Three Kings

Over the past five years, the pace of change in accounting software has been astounding. In Australia, much of the innovation has been controlled by three kings of accounting software: Clive Rabie from Reckon, Tim Reed from MYOB and Chris Ridd from Xero.

Each is perfectly suited to his role and brand, but, apart from a wealth of experience in the software and technology fields, they share surprisingly few similarities. The upbringing, attitudes and life experience of these leaders have forged unique personalities that distinctly impact the products they develop.

Each of these three kings leads an army of software developers, brand managers and sales reps, who battle for market share. Together, they form a more powerful force than perhaps even they realise, shaping and moulding the future of the accounting industry.

As long as they do it right, they are also making our lives easier along the way.

CLIVE RABIE, GROUP CEO, RECKON – the corporate mover and shaker

The turning point in the career of Reckon group CEO Clive Rabie came when a good friend died on a squash court. Rabie was 30 years old, the same age as his late friend, and owned a few Healthy Life franchises. His friend had worked in the head office of Healthy Life.
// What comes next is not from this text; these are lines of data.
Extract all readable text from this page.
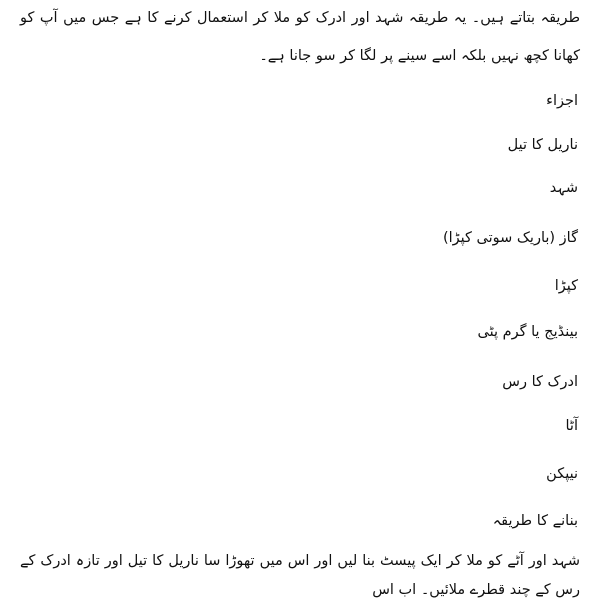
طریقہ بتاتے ہیں۔ یہ طریقہ شہد اور ادرک کو ملا کر استعمال کرنے کا ہے جس میں آپ کو کھانا کچھ نہیں بلکہ اسے سینے پر لگا کر سو جانا ہے۔

اجزاء
ناریل کا تیل
شہد
گاز (باریک سوتی کپڑا)
کپڑا
بینڈیج یا گرم پٹی
ادرک کا رس
آٹا
نیپکن
بنانے کا طریقہ

شہد اور آٹے کو ملا کر ایک پیسٹ بنا لیں اور اس میں تھوڑا سا ناریل کا تیل اور تازہ ادرک کے رس کے چند قطرے ملائیں۔ اب اس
“I suppose I just associated the business with him,” says Rabie, now 54 and married with three children. “You never can be absolutely sure what encourages you to make these changes in your life, but it was clear to me that I needed change.”

Change was something with which Rabie had become familiar, personally and professionally, over the course of his life. Growing up in South Africa during a time of apartheid, he spent much of his youth yearning for change. Whereas most of us are comforted by the place of our childhood, Rabie says he was always keen to leave.

And leave he did, but not before completing two years of compulsory national service. “It wasn’t fantastic,” recalls Rabie, “but in a funny way, it was a good experience. I’m not against the idea of some people having experiences that take them out of their comfort zone.”

After completing national service and then a bachelor of commerce degree, Rabie moved to Australia in 1982 and took a job for 12 months with Coopers & Lybrand.

But his calling was business, so after building and then handing over the Healthy Life franchises to one of his brothers, he launched a sign manufacturing business that evolved into an importer and wholesaler, then accepted a major contract from Toyota for sign maintenance.

It was here the Reckon connection was made. In order to manage the Toyota contract, Rabie developed his own CRM software. It was such a success that he took it to Reckon founder Greg Wilkinson to sell as a new product called Workflow Manager.

When Reckon hit trouble in the early 2000s after an expensive foray into financial services website development, Wilkinson called Rabie in as a consultant. But that role never quite panned out.

“The day I walked into the business, I never left,” says Rabie. “I love the software, and I think it is just such an interesting industry.”

Rabie helped turn Reckon’s fortunes around by focusing on what the company did best: selling boxed software. More recently, he has overseen Reckon’s move into the cloud, which involved cutting long-held ties with US software giant Intuit. A lack of control over the software’s code meant Rabie could never be sure it would be perfectly tailored to the Australian market.

“For companies such as ours, there are two positions to take,” says Rabie. “In Australia, you’ve got Reckon, MYOB and Xero living very close to the local accountants and therefore catering for that market. Then you’ve got the international players that are going for a small percentage of the Australian market. We don’t want a small percentage – we want 90 to 100 per cent.”